Life has been just a little crazier these past few weeks. I can’t believe it is almost the end of October; but, yet I have watched all of the LOCKtober post all month while being unlocked now for nearly 2 months. Business travel coupled with high school and college football games, all with metal detectors, and trying to get the fit right with the EvotionWearables travel cage has MrsL not locking me up. Has it been good, Yes. Have I been true to my commitment to not masturbate, Yes. Do I find myself wishing I had a long stint at home so I can be back in chastity, HELL YES! I wrote a little bit about it here. It is funny how much I became used to being locked away. MrsL keeps insisting that she hasn’t given up and how it just doesn’t make sense to lock me away only to unlock me 48 hours later. Oh, did I mention she wants me inside her just about every night we are together….BUT…she still gleefully denies me an orgasm 99.9% of the time.
The kinkiness level around the house has subsided just a bit as well. That’s okay, I guess, but I feel like that may be fueling some of the wandering thoughts and potential chance encounters with hot guys. Yes…that even includes that hot as fuck guy in the airport the other day wearing linen pants (after Labor Day)…that had the most perfect ass I have ever seen on a guy. I mean: no trips to the garage for discipline, no time outs in the closet for spot corrections, no prolonged time spent tied to the bed while MrsL used my body for her playground….just flat. I am sure it will all come back soon…I hope!
On the “chance encounters” front: I get back to the hotel tonight to find it hasn’t been serviced so I call and complain. The operator says she will send up someone from housekeeping with toiletries (I declined towels as I still have 2 clean). A few minutes later the knock at the door came and it was a man’s voice…my curiosity spiked. I opened the door to find a tall, dark haired, square chiseled face, blue eyed hunk offering me shampoo and conditioner. He was wearing sweats that clearly showcased his manhood. I must have been staring because after a couple of seconds he cleared his throat and stuck his hands out further toward me. I looked up at him and he grinned as I took the two small bottles then said “have a good night” in a heavy Eastern European accent as he grabbed his crotch. I opened my mouth to say “thanks” and possibly even offer him a tip (non monetary) but he walked away…wow. Twice in two weeks I have been caught looking at a guy’s crotch. And yes I am proud to state I did not touch my rapidly growing erection. It was difficult but I was a good boy!
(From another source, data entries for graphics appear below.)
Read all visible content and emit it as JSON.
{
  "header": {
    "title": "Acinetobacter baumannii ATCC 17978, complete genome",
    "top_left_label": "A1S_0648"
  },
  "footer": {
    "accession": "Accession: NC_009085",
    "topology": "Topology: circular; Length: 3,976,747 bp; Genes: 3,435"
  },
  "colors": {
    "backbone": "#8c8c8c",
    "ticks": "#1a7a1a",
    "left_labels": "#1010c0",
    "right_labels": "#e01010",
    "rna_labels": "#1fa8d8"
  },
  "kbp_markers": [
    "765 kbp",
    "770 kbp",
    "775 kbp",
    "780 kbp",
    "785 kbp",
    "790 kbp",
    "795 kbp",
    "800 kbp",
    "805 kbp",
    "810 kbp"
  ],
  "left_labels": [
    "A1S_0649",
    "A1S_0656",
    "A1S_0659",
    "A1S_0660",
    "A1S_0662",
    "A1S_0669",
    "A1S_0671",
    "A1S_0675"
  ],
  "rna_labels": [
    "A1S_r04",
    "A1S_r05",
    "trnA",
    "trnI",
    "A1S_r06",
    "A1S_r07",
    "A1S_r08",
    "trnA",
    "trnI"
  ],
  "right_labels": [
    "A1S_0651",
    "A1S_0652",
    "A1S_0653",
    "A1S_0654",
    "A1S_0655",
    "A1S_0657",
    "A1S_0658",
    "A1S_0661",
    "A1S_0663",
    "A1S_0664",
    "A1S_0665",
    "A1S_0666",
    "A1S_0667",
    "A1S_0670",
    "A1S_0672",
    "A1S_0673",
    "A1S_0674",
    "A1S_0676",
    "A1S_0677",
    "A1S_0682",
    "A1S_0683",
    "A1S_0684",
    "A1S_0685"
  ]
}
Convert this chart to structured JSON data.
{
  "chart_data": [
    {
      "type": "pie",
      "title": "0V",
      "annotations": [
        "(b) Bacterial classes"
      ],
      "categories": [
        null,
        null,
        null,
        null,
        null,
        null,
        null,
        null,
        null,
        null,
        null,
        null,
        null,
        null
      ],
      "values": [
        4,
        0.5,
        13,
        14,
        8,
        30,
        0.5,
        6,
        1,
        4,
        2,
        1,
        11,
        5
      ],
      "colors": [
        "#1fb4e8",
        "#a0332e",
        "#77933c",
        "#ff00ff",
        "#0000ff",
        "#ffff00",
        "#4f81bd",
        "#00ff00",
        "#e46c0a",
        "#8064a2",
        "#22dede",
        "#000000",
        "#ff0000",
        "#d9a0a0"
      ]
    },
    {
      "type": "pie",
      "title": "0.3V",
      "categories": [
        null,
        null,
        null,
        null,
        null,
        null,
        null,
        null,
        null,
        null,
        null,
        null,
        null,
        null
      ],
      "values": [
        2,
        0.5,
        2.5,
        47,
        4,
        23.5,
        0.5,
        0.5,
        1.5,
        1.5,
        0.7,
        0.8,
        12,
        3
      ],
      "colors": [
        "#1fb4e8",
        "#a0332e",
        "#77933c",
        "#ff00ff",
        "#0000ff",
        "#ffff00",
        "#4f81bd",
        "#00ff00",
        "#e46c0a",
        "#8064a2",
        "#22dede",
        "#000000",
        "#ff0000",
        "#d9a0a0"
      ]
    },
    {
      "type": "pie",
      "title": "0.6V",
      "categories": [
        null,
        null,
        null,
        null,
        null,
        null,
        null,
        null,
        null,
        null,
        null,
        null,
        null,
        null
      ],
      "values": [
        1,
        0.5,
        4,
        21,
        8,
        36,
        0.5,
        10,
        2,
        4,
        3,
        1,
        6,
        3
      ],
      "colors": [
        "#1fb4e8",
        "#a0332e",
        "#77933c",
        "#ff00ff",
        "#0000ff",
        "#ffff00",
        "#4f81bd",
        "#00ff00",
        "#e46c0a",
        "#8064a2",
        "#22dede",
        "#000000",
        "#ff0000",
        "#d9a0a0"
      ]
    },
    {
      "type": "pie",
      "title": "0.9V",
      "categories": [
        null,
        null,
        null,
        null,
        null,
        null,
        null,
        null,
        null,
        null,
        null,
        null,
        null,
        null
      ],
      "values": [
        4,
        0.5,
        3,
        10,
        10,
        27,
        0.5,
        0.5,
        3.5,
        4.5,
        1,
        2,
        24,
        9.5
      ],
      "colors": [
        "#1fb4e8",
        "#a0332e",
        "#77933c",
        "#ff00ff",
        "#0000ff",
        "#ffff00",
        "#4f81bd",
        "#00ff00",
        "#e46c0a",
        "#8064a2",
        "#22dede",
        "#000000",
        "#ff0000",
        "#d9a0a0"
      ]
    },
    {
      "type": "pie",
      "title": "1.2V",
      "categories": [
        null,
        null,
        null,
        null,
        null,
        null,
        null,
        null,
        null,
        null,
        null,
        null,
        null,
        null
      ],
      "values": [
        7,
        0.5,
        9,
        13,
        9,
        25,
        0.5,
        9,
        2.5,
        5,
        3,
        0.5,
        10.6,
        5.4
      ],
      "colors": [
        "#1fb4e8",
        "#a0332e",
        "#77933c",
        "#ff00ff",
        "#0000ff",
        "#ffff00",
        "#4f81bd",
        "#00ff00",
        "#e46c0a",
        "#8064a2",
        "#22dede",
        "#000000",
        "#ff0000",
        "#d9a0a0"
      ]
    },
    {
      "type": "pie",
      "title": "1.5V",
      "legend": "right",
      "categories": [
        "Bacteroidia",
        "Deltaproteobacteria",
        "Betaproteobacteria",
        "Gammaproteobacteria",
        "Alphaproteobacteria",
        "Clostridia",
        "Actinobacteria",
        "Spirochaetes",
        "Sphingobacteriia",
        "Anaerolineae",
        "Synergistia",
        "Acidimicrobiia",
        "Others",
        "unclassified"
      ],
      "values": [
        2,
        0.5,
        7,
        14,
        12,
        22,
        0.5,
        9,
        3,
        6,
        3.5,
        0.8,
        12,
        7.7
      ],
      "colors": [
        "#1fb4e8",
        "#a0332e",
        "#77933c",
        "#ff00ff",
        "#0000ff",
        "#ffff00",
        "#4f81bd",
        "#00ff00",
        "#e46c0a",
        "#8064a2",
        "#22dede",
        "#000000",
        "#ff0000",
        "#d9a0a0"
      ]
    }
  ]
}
I finally checked the email account for this blog after…3 months…I guess. There were a couple of reader’s questions that I am working on a blog post to provide detailed answers…so stay tuned.
Now for the other update…how is 25? First, to all of you who have asked on Twitter or direct messaging about him THANK YOU! All I can really report is he appears to be okay.
When I last wrote about his progress he had just moved in with a 27 y/o mother of two under 4 who is separated from her husband. He has now changed jobs, back in a restaurant with a bar of course, and insist he is “doing everything he needs to do to stay clean.” With school and his new job he has stopped attending meetings and stopped talking to his sponsor. Now to be fair, his sponsor was from AA and not NA, and 25 has consistently stated he never thought alcohol was a problem. His girlfriend does drink and was going to “quit” to support him. However, he has in the one conversation we have had recently stated he wants to try having a drink sometime soon to see if he can handle it. My thoughts…he is probably already drinking again.
When he moved out we asked him to continue drug testing. He has not followed through on that either. Again, to be fair, he is still taking the monthly anti opiate injection so I am reassured he isn’t using heroin. However, during that call I mentioned above he was looking for advice on getting back on ADD medicine. He wasn’t sure if he was experiencing Post Acute Withdrawal Symptoms or if he truly had ADD because he had been trying for two days to finish his paper for class and kept getting easily distracted. He was prescribed meds in college for ADD and while he didn’t “abuse ” them he was taking them at the same time he was using heavily. Since that call, when MrsL and I both told him we would get him to the family doctor for a review and possible prescription, he has miraculously found clarity and is able to stay focused. My thoughts…he is getting Adderall from somewhere and self medicating.
I don’t know if either of those thoughts are true. I have done what every one in the Nar Anon Family groups have said to do: Let go and Let god.
NOW, I am not getting religion. I grew up in a hyper religious family and have long since come to the conclusion that organized religion is a. Lot of what is wrong with the world; HOWEVER, I am still very Spiritual. I don’t know who or even what my Spiritual God looks like but I do know that meditating and listening to Mother Nature and my surroundings gives me an inner peace…..so…I am letting go. 25 is in charge of his recovery and his life. I can’t do it for him. I am hopeful he is still clean. I am hopeful he is going to class and will indeed graduate in December. I am hopeful to one day be a grandparent to his kids…when the time is right. I STILL LOVE HIM; but, it is his life now.
That’s it for now. Thanks for reading!